In the Danish fairy tale “Esben and the Witch”, the youngest and smallest of a farmer’s 12 sons saves his brothers from losing their heads to an evil, bearded old hag by tricking the witch into beheading her own daughters instead. And that’s at the beginning of the story!
English musician Daniel Copeman plays in a band named after the grim tale. Reached at a tour stop in Toronto, the guitarist says, “It’s your classic sort of underdog fairy tale, but with a few sort of malevolent twists, where people get their heads chopped off and people get burned in ovens and stuff like that. It’s quite macabre, but we’re drawn to the imagery and everything of it.”
Indeed, the music of Esben and the Witch, as heard on the Brighton-based trio’s debut LP, Violet Cries, is dark and foreboding, shot through with a threat of imminent sonic violence that never quite materializes, lending the whole affair an air of unresolved tension. The focal point is singer Rachel Davies’s plaintive voice, saturated in reverb and surrounded by alternately crashing and ebbing waves of delay- and chorus-treated guitar and electronics, courtesy of Copeman and multi-instrumentalist Thomas Fisher.
You could call it gothic rock (as many already have), but not if you’re hoping to get on Copeman’s good side.
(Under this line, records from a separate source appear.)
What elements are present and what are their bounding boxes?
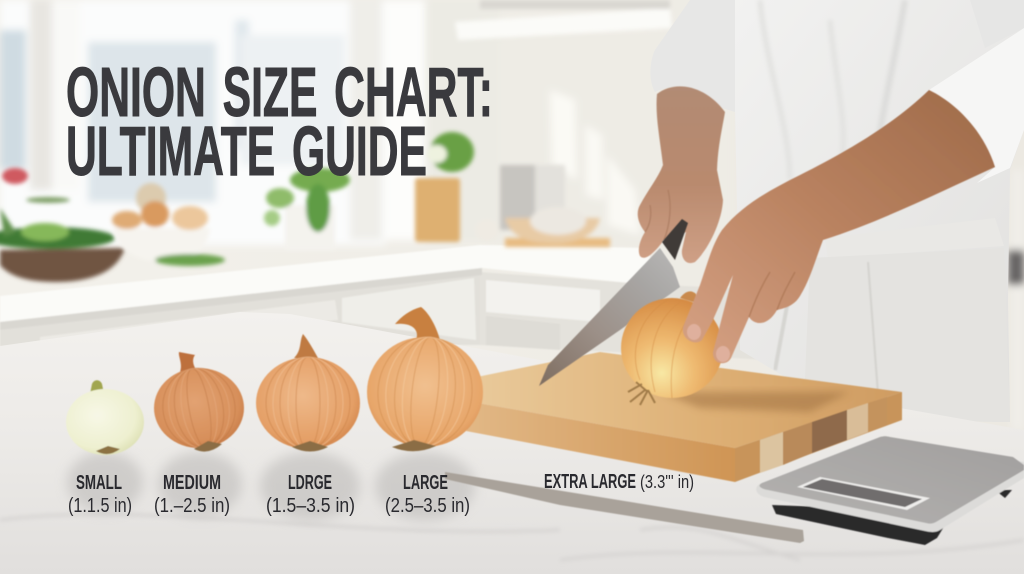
label: small: SMALL bbox=[76, 472, 122, 494]
title bbox=[66, 53, 493, 190]
marble worktop bbox=[0, 312, 1024, 574]
label: large: (2.5–3.5 in) bbox=[385, 495, 470, 517]
wall shelf bbox=[455, 0, 672, 40]
onion: large bbox=[367, 307, 483, 452]
label: extra large: EXTRA LARGE bbox=[544, 471, 636, 493]
label: small bbox=[68, 472, 132, 517]
label: medium: MEDIUM bbox=[163, 472, 221, 494]
cutting board bbox=[466, 352, 902, 482]
onion: small bbox=[66, 380, 144, 455]
label: large: LARGE bbox=[403, 472, 448, 494]
scale rim bbox=[756, 438, 1024, 532]
scale plate bbox=[760, 436, 1024, 524]
blurred white bowl of onions bbox=[112, 183, 225, 266]
apron bbox=[805, 248, 1010, 422]
left forearm and hand bbox=[638, 86, 725, 263]
knife bbox=[539, 219, 688, 386]
chef jacket and apron bbox=[650, 0, 1024, 422]
onion being cut bbox=[621, 291, 723, 405]
right forearm and hand bbox=[683, 90, 995, 363]
blurred flower pot bbox=[415, 132, 474, 242]
steel ruler bbox=[445, 472, 804, 543]
back counter and cabinets bbox=[0, 245, 780, 360]
scale feet bbox=[772, 490, 1012, 545]
jacket body bbox=[690, 0, 1024, 422]
label: large bbox=[385, 472, 470, 517]
label: small: (1.1.5 in) bbox=[68, 495, 132, 517]
waistband bbox=[825, 218, 1004, 258]
kitchen scale bbox=[756, 436, 1024, 545]
fingernails bbox=[687, 324, 701, 340]
knife handle bbox=[662, 219, 688, 260]
label: ldrge bbox=[266, 472, 355, 517]
label: medium: (1.–2.5 in) bbox=[154, 495, 230, 517]
label: extra large: (3.3''' in) bbox=[640, 472, 694, 492]
label: medium bbox=[154, 472, 230, 517]
knife blade bbox=[539, 248, 680, 386]
onion: ldrge bbox=[256, 334, 360, 452]
title: ULTIMATE GUIDE bbox=[66, 112, 427, 190]
blurred jars and bowl bbox=[475, 165, 610, 247]
label: ldrge: LDRGE bbox=[288, 472, 332, 494]
right sleeve bbox=[929, 28, 1024, 183]
label: ldrge: (1.5–3.5 in) bbox=[266, 495, 355, 517]
title: ONION SIZE CHART: bbox=[66, 53, 493, 131]
onion: medium bbox=[154, 352, 244, 454]
scale display bbox=[797, 477, 930, 510]
blurred wooden bowl with greens bbox=[0, 168, 125, 282]
left sleeve bbox=[650, 0, 735, 112]
blurred herb plant bbox=[264, 168, 350, 250]
jacket seam bbox=[878, 0, 905, 150]
onion shadows on marble bbox=[67, 452, 475, 520]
He’s heard all the Siouxsie and the Banshees comparisons he wants to hear, thank you. “It feels very glib for someone to say to a band, ”˜You haven’t made something new; you’ve just made something that sounds like it was made 20 years ago,’ every time the band does something,” he says. “From a journalistic point of view, it seems strange that journalists wouldn’t want to describe what they’re hearing in a new way.”
In fact, Copeman has no interest in labelling what Esben and the Witch does at all. “People seem to have to put a genre on something, otherwise they don’t feel like other people will be able to understand what they’re talking about,” he says. “I’d like to give people more credit than that.”
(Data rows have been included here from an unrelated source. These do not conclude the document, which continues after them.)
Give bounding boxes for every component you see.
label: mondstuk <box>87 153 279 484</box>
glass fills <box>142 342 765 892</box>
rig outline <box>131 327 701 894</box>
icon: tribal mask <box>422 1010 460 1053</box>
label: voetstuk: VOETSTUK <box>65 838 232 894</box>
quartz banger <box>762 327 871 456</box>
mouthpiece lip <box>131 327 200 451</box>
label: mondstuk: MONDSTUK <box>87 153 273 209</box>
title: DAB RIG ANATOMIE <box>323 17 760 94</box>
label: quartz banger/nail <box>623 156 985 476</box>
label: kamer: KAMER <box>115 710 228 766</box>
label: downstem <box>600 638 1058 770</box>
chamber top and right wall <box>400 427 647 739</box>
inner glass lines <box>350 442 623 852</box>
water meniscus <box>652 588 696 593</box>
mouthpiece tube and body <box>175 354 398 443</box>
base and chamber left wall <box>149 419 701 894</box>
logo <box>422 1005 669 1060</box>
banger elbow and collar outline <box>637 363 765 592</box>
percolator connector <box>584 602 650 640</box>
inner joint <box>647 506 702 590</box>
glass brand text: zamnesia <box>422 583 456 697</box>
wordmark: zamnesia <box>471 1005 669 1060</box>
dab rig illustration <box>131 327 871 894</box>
Copeman and his bandmates probably don’t have much time to ponder what their music should be called in any case. Things have moved pretty quickly for Esben and the Witch since it put out a self-released EP called 33 in late 2009. The trio’s audience expanded immeasurably when Pitchfork posted one of its tracks, the incendiary “Marching Song”, the following January. Tours with the likes of the Big Pink, School of Seven Bells, and Deerhunter followed, as did the inking of a deal with Matador Records.
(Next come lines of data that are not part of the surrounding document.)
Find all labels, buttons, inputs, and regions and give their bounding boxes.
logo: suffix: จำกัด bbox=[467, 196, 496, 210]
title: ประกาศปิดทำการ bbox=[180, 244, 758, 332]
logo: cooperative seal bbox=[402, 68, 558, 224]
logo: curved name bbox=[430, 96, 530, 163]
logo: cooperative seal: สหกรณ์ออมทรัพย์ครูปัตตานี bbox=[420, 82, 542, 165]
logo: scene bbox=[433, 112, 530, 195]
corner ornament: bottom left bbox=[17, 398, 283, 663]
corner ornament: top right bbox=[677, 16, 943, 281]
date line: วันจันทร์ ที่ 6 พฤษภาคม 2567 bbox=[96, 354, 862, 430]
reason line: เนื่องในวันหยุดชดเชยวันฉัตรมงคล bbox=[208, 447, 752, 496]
All very awesome, and Copeman insists he isn’t taking any of it for granted. “It never gets any less exciting,” he says. “Touring North America as a headline band is something that none of us ever expected to have the opportunity to do, and it feels bizarre but wonderful at the same time. Being able to come to Vancouver and play a gig—I didn’t think I’d ever get to go to Vancouver, let alone go do something that I loved.”